The analytic methods for the Bayesian change-point analysis using MCMC sampling are well described for both statistical software packages R, SAS, and Stata.14–18 With modern computational powers, the Bayesian analysis offers a practical way to accurately estimate the point of change.

There are limitations in this study. First, this study included data by retrospective chart review, and the patients who visited the university hospitals included in this study are likely to be biased. Since the EGD interval was not randomly allocated to patients, there may have been other factors involved that could have affected the EGD interval, such as the presence of an organic lesion before the previous EGD that we had investigated. Also, dyspepsia was not defined using standard criteria. We think we minimized this issue by including only patients who visited gastroenterology clinics for dyspeptic symptoms. Second, adenomas and early cancers are not likely to cause dyspeptic symptoms among our patients. Rather, it could reflect the missing rate of these lesions on EGD1. However, we aimed to analyze a real-world data that could reflect what could be expected on follow-up endoscopy for dyspeptic patients in daily practice. Third, the sample size was rather small. We used Bayesian analysis that is known to work with smaller sample sizes12 to overcome this issue. Third, we only collected data between 90 and 760 days. Because of this, we were not able to show the frequency of upper GI neoplasia beyond 760 days. But, since the CP in our analysis was 560 days, the need for data with longer EGD intervals is less pronounced, while it is also true that a larger study with longer EGD intervals is required for future validation. Fourth, we did not investigate other diagnostic methods apart from EGD, such as abdominal computed tomography or ultrasonography to detect pancreaticobiliary lesions that could also have caused dyspepsia. However, patients with alarm features are primarily recommended to receive endoscopy, but not necessarily computed tomography, by Rome IV.19 Fifth, although we applied various methods to achieve a robust result, the trace plot does wander within a broad range of CP estimates. We think there is a need for a larger study with more number of outcomes. Finally, the severity of intestinal metaplasia at EGD1 was not assessed in all patients, which could have influenced development of dysplasia.
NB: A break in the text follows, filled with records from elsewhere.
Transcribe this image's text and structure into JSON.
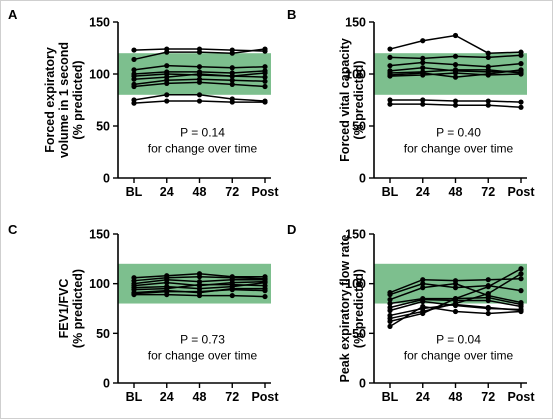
{
  "figure": {
    "colors": {
      "band": "#7dbf8e",
      "line": "#000000",
      "axis": "#000000"
    }
  },
  "chart_data": [
    {
      "panel_letter": "A",
      "type": "line",
      "categories": [
        "BL",
        "24",
        "48",
        "72",
        "Post"
      ],
      "ylabel": [
        "Forced expiratory",
        "volume in 1 second",
        "(% predicted)"
      ],
      "ylim": [
        0,
        150
      ],
      "yticks": [
        "0",
        "50",
        "100",
        "150"
      ],
      "normal_band": [
        80,
        120
      ],
      "annotation": [
        "P = 0.14",
        "for change over time"
      ],
      "series": [
        {
          "values": [
            123,
            124,
            124,
            123,
            122
          ]
        },
        {
          "values": [
            114,
            121,
            121,
            120,
            124
          ]
        },
        {
          "values": [
            104,
            108,
            107,
            106,
            107
          ]
        },
        {
          "values": [
            100,
            102,
            102,
            101,
            103
          ]
        },
        {
          "values": [
            98,
            100,
            99,
            98,
            97
          ]
        },
        {
          "values": [
            95,
            97,
            100,
            98,
            101
          ]
        },
        {
          "values": [
            90,
            94,
            95,
            94,
            93
          ]
        },
        {
          "values": [
            88,
            91,
            92,
            90,
            88
          ]
        },
        {
          "values": [
            75,
            80,
            80,
            76,
            74
          ]
        },
        {
          "values": [
            72,
            74,
            74,
            73,
            73
          ]
        }
      ]
    },
    {
      "panel_letter": "B",
      "type": "line",
      "categories": [
        "BL",
        "24",
        "48",
        "72",
        "Post"
      ],
      "ylabel": [
        "Forced vital capacity",
        "(% predicted)"
      ],
      "ylim": [
        0,
        150
      ],
      "yticks": [
        "0",
        "50",
        "100",
        "150"
      ],
      "normal_band": [
        80,
        120
      ],
      "annotation": [
        "P = 0.40",
        "for change over time"
      ],
      "series": [
        {
          "values": [
            124,
            132,
            137,
            120,
            121
          ]
        },
        {
          "values": [
            116,
            115,
            117,
            116,
            118
          ]
        },
        {
          "values": [
            108,
            111,
            109,
            107,
            110
          ]
        },
        {
          "values": [
            103,
            106,
            103,
            102,
            103
          ]
        },
        {
          "values": [
            101,
            102,
            104,
            104,
            101
          ]
        },
        {
          "values": [
            99,
            101,
            97,
            100,
            104
          ]
        },
        {
          "values": [
            98,
            99,
            101,
            99,
            100
          ]
        },
        {
          "values": [
            75,
            75,
            74,
            74,
            73
          ]
        },
        {
          "values": [
            71,
            71,
            70,
            70,
            68
          ]
        }
      ]
    },
    {
      "panel_letter": "C",
      "type": "line",
      "categories": [
        "BL",
        "24",
        "48",
        "72",
        "Post"
      ],
      "ylabel": [
        "FEV1/FVC",
        "(% predicted)"
      ],
      "ylim": [
        0,
        150
      ],
      "yticks": [
        "0",
        "50",
        "100",
        "150"
      ],
      "normal_band": [
        80,
        120
      ],
      "annotation": [
        "P = 0.73",
        "for change over time"
      ],
      "series": [
        {
          "values": [
            106,
            108,
            110,
            107,
            107
          ]
        },
        {
          "values": [
            103,
            106,
            107,
            106,
            105
          ]
        },
        {
          "values": [
            100,
            104,
            102,
            104,
            104
          ]
        },
        {
          "values": [
            98,
            101,
            98,
            101,
            102
          ]
        },
        {
          "values": [
            96,
            97,
            95,
            97,
            101
          ]
        },
        {
          "values": [
            94,
            95,
            99,
            99,
            98
          ]
        },
        {
          "values": [
            91,
            93,
            91,
            95,
            95
          ]
        },
        {
          "values": [
            90,
            92,
            92,
            94,
            93
          ]
        },
        {
          "values": [
            89,
            89,
            88,
            88,
            87
          ]
        }
      ]
    },
    {
      "panel_letter": "D",
      "type": "line",
      "categories": [
        "BL",
        "24",
        "48",
        "72",
        "Post"
      ],
      "ylabel": [
        "Peak expiratory flow rate",
        "(% predicted)"
      ],
      "ylim": [
        0,
        150
      ],
      "yticks": [
        "0",
        "50",
        "100",
        "150"
      ],
      "normal_band": [
        80,
        120
      ],
      "annotation": [
        "P = 0.04",
        "for change over time"
      ],
      "series": [
        {
          "values": [
            91,
            104,
            103,
            104,
            105
          ]
        },
        {
          "values": [
            89,
            100,
            96,
            98,
            93
          ]
        },
        {
          "values": [
            84,
            96,
            100,
            88,
            81
          ]
        },
        {
          "values": [
            80,
            85,
            85,
            86,
            79
          ]
        },
        {
          "values": [
            76,
            84,
            83,
            83,
            77
          ]
        },
        {
          "values": [
            73,
            82,
            78,
            75,
            74
          ]
        },
        {
          "values": [
            68,
            75,
            79,
            76,
            73
          ]
        },
        {
          "values": [
            65,
            72,
            80,
            90,
            110
          ]
        },
        {
          "values": [
            62,
            70,
            85,
            97,
            115
          ]
        },
        {
          "values": [
            57,
            77,
            72,
            70,
            72
          ]
        }
      ]
    }
  ]
}
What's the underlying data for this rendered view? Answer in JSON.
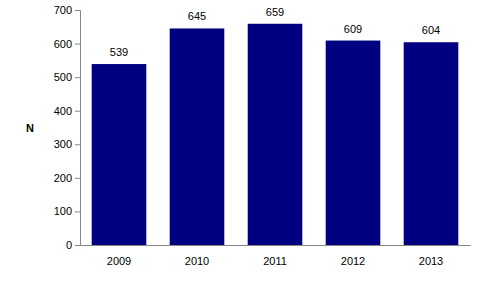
{
  "chart_data": {
    "type": "bar",
    "y_label": "N",
    "categories": [
      "2009",
      "2010",
      "2011",
      "2012",
      "2013"
    ],
    "values": [
      539,
      645,
      659,
      609,
      604
    ],
    "color": "#000080",
    "ylim": [
      0,
      700
    ],
    "yticks": [
      0,
      100,
      200,
      300,
      400,
      500,
      600,
      700
    ],
    "grid": false,
    "data_labels": true
  }
}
In conclusion, we propose a 2-year interval for upper endoscopy to rule out upper GI neoplasia among dyspeptic patients who had previously normal endoscopy. Since non-neoplastic benign conditions, such as peptic ulcers or reflux esophagitis, which could be causing dyspeptic symptoms were not analyzed in our study, we are not able to make a recommendation regarding appropriate EGD interval to diagnose these conditions. Further studies including data with such benign conditions as PUD, longer EGD interval, in addition to larger population-based studies are warranted.